Around 300,000 Britons live in Spain and almost 500,000 own a property there. Many more will be considering a move to the sun. But they face uncertainties after Brexit, writes Iain Yule.
The most obvious consequence of the vote for the UK to leave the EU was a 20 per cent fall in the value of the pound against the euro. This has made it more expensive for Britons to buy property in Spain.
House prices in Spain, which had been rising fast over the past two years, from a low base, are still rising but now at a much slower pace. This could be due to lower demand as Britons hold off making house purchase decisions until the Brexit process becomes clearer and the pound strengthens against the euro.
There are concerns about tax and legal compliance with Spanish regulations for those who own property in Spain, says Leon Fernando Del Canto, managing partner of law firm Del Canto Chambers. The non-resident tax (IRNR), wealth tax and inheritance tax obligations must be reconsidered in light of Brexit and expert tax and legal advice is recommended. Tax investigations of non-residents are on the rise in Spain.
Everyone in the UK and Spain will be affected by any visa and working permits’ changes.

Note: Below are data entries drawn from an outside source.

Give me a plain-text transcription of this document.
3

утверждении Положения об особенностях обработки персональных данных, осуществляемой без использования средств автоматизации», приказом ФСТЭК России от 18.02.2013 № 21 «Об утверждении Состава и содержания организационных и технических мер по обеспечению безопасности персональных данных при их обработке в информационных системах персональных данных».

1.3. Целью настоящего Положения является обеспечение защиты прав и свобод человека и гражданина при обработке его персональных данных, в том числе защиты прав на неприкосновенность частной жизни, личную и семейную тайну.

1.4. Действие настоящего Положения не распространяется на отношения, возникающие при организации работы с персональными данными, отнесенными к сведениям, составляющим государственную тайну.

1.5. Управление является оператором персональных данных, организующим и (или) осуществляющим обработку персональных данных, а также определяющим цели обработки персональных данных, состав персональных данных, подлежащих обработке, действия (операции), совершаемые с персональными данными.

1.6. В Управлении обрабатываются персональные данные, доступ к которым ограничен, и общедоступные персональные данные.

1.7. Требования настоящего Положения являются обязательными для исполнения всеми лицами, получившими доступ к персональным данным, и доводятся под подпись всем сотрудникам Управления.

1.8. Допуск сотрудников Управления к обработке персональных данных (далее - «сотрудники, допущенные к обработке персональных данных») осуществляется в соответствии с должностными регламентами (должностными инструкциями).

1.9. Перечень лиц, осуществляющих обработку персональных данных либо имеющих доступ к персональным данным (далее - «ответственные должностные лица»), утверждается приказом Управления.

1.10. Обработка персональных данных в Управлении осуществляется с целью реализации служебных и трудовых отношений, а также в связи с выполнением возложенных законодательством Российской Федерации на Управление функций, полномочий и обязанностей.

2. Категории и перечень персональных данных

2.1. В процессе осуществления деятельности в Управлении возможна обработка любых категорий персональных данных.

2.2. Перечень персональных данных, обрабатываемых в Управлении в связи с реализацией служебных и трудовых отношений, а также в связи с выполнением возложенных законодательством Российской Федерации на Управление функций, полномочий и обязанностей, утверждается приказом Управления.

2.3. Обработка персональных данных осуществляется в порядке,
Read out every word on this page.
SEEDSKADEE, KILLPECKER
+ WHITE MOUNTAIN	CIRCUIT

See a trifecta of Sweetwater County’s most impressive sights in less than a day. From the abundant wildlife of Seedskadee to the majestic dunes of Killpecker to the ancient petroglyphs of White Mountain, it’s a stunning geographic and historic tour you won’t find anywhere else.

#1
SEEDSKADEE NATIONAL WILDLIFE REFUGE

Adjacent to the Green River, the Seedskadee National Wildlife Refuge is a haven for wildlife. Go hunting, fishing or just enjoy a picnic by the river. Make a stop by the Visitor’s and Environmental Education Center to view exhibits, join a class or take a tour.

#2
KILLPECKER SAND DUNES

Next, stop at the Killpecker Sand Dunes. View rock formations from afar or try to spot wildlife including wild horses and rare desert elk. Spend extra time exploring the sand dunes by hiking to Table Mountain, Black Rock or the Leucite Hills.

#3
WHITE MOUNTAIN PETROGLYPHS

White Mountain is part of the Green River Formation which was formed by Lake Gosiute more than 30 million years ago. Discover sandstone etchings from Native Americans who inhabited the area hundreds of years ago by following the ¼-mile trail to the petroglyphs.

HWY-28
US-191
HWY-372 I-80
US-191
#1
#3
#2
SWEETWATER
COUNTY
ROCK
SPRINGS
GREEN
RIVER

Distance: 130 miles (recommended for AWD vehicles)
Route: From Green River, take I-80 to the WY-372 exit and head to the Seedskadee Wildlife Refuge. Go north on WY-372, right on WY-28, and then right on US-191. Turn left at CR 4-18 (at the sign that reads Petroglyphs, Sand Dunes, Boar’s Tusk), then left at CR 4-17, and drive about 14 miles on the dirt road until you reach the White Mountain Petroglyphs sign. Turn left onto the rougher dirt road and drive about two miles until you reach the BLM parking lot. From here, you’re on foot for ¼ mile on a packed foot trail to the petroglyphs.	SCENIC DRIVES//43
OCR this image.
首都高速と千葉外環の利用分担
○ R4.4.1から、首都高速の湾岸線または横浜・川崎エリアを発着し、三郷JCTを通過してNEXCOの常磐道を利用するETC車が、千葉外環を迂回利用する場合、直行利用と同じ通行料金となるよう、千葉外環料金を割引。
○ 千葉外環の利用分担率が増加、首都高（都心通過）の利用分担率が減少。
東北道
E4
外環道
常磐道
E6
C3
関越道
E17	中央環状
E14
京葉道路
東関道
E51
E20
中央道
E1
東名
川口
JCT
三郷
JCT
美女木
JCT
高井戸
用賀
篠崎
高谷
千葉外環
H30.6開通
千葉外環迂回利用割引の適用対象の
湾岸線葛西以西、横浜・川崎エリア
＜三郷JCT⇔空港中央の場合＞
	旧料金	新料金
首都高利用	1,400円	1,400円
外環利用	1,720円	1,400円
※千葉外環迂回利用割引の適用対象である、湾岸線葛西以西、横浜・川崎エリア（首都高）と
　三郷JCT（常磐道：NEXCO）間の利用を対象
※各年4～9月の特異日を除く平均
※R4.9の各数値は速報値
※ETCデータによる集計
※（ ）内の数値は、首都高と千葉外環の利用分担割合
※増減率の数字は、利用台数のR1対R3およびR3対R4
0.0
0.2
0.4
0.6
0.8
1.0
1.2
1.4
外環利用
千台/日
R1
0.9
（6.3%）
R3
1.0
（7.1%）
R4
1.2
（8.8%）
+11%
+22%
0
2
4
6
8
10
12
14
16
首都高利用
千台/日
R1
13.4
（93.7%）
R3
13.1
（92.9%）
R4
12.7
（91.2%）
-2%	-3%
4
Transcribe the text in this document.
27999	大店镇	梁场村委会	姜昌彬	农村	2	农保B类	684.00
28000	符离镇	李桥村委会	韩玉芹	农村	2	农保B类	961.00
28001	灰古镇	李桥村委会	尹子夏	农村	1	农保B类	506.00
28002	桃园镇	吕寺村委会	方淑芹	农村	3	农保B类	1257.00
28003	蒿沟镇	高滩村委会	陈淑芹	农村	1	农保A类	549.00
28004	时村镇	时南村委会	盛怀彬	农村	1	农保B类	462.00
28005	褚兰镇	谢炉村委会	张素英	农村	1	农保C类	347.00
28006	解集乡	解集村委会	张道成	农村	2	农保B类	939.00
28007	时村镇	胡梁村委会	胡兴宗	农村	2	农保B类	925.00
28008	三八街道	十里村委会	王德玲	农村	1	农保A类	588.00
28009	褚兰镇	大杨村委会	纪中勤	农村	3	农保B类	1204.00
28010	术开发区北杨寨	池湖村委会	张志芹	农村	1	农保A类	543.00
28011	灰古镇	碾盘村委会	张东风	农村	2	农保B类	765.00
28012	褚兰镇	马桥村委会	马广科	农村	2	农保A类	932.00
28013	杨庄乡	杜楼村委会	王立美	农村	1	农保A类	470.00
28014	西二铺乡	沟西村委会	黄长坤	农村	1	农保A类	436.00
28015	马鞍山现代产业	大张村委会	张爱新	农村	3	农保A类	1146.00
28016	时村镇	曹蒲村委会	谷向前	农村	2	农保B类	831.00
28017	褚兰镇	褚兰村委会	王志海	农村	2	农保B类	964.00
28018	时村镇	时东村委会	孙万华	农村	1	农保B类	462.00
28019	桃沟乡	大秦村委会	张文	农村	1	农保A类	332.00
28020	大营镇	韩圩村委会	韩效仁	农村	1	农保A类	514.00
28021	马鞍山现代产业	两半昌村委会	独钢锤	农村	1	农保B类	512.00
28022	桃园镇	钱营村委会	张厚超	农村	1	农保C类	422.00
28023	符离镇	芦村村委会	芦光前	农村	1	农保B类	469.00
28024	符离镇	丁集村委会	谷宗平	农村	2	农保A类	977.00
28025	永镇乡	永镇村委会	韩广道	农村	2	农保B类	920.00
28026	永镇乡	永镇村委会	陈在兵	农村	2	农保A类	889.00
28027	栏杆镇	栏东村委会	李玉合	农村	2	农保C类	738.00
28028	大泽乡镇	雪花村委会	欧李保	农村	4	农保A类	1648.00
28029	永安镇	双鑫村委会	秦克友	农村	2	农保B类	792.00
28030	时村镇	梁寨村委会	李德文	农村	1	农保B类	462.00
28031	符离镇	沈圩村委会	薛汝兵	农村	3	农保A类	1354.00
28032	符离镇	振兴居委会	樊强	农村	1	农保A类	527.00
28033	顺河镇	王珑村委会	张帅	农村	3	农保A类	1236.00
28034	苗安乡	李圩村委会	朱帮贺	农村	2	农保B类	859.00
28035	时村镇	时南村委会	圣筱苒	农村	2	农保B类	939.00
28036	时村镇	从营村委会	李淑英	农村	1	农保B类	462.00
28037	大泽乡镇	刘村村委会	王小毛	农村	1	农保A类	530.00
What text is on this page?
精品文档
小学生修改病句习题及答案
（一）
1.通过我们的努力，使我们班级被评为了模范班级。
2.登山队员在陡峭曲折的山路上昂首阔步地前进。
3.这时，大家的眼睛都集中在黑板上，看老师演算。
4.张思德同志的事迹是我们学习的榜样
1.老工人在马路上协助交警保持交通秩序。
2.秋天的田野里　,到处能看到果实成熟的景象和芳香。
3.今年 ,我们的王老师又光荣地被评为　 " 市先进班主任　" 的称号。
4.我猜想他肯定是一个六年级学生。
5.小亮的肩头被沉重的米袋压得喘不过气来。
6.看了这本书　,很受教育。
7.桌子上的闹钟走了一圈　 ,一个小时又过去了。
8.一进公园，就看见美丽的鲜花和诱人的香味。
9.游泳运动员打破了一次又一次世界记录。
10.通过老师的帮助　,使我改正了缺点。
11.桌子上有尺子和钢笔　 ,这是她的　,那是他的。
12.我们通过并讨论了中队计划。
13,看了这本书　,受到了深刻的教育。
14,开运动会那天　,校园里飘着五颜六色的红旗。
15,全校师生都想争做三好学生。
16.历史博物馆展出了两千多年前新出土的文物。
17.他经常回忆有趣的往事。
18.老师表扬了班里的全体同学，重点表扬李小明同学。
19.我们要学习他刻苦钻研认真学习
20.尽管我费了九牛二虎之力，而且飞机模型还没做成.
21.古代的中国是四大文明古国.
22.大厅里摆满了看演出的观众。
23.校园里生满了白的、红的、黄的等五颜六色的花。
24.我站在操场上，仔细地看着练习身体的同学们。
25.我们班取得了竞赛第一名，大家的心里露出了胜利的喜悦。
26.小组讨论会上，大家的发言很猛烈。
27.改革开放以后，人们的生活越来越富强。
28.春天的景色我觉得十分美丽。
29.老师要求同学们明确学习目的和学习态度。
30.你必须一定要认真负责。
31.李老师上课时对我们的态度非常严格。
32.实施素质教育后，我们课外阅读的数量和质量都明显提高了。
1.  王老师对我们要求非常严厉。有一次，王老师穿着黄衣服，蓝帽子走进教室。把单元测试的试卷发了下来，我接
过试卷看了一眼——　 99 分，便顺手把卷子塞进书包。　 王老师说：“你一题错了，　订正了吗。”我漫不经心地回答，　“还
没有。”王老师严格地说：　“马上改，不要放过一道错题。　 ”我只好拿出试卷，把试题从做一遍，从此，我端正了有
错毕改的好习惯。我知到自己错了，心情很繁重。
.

What will the immigration process be? One thing is for sure: the EU’s visa system will need to be amended and one of the solutions could be a new ‘green card’ style visa, similar to the United States. But it might be better to see a simpler process which allows citizens of both countries to continue travelling freely without borders.
Of possible interest post-Brexit is Spain’s ‘Golden Visa’ scheme. In 2013 Spain introduced a law offering residency permits to non-EU nationals in return for an investment of €500,000 or more in Spanish property. The aim is to attract entrepreneurs to Spain, and stimulate foreign investment in Spanish real estate, public debt and job creation. This law enables non-EU nationals to get qualified residency permits in return for investing in Spanish real estate (and other assets), leading to long-term residency in Spain if certain conditions are fulfilled.
Most Britons moving between the UK and Spain will carry a European Health Insurance Card (EHIC). Though not a substitute for travel or medical insurance, the EHIC is free and provides access to state-provided healthcare on the same basis as a resident.
The effect on the EHIC scheme of the UK leaving the EU would be dependent on the UK’s circumstances after it pulled out. There are a number of possibilities.
If the UK pulls out of the EU but remains part of the EEA, the use of EHICs may not be affected in the long term, as it isn’t with countries that are outside of the EU but are part of the EEA, such as Iceland and Norway. This would depend on the willingness of the EU and its member states to acknowledge the continued validity of EHICs.
There is also a possibility that the UK will leave the EEA when it leaves the EU. In this case, EHICs would almost certainly be rendered invalid, as the UK would no longer be part of the club of countries on which they are dependent.
The UK could leave the EU and the EEA but negotiate specific agreements with individual EU countries such as Spain.
With no EHIC, Britons in Spain would have no access to local healthcare, without having to pay upfront for it. In this scenario, an insurance policy would be needed to cover the cost of any medical attention. You can find out more on this at the website
Another concern for Britons in Spain, or those thinking of retiring there, is how the UK’s decision to leave the EU will affect their pensions. As with issues like residency and healthcare, the rights you have now should remain in place until the UK is officially no longer an EU member state, a process that may take two years or more, says Jason Porter, director of expat financial advisers Blevins Franks.
This gives you plenty of time to consider your options. We may find that nothing materially changes after that in how we draw and receive UK pensions in popular countries for expats such as Spain, though income may be affected by exchange rate movements.
UK residents receive annual inflationary increases to their state pension benefits. Expats living in Spain are protected by EU law and continue to receive these increases, but those resident in countries such as Australia, New Zealand and Canada do not.
To be entitled to the annual increase you need to be resident in an EU or European Economic Area (EEA) country, Switzerland, or a country with which the UK has a social security agreement which includes a clause entitling recipients to an annual increase. Only two of the UK’s 18 social security agreements do not contain this clause.
The UK does not currently have any bilateral agreements in place with EU countries, other than at a general EU level, so what will happen after Brexit? If we look to the past as guide to the future there is some good news.
The legal framework and administrative processes are already in place to give the state pension annual increase to retirees living in an EU country. The UK has also proved willing to adopt a positive approach to the entitlement of increases in times of change (the breaking up of Yugoslavia, for instance).
If, however, the government was under pressure to raise money following Brexit, it could potentially take steps to prevent those not contributing to the UK economy from receiving benefits such as the annual rise in the state pension. Only time will tell, but comfort can be taken by the fact that recent history, coupled with the framework already being in place, suggests that the annual increase may well continue for those living in Spain.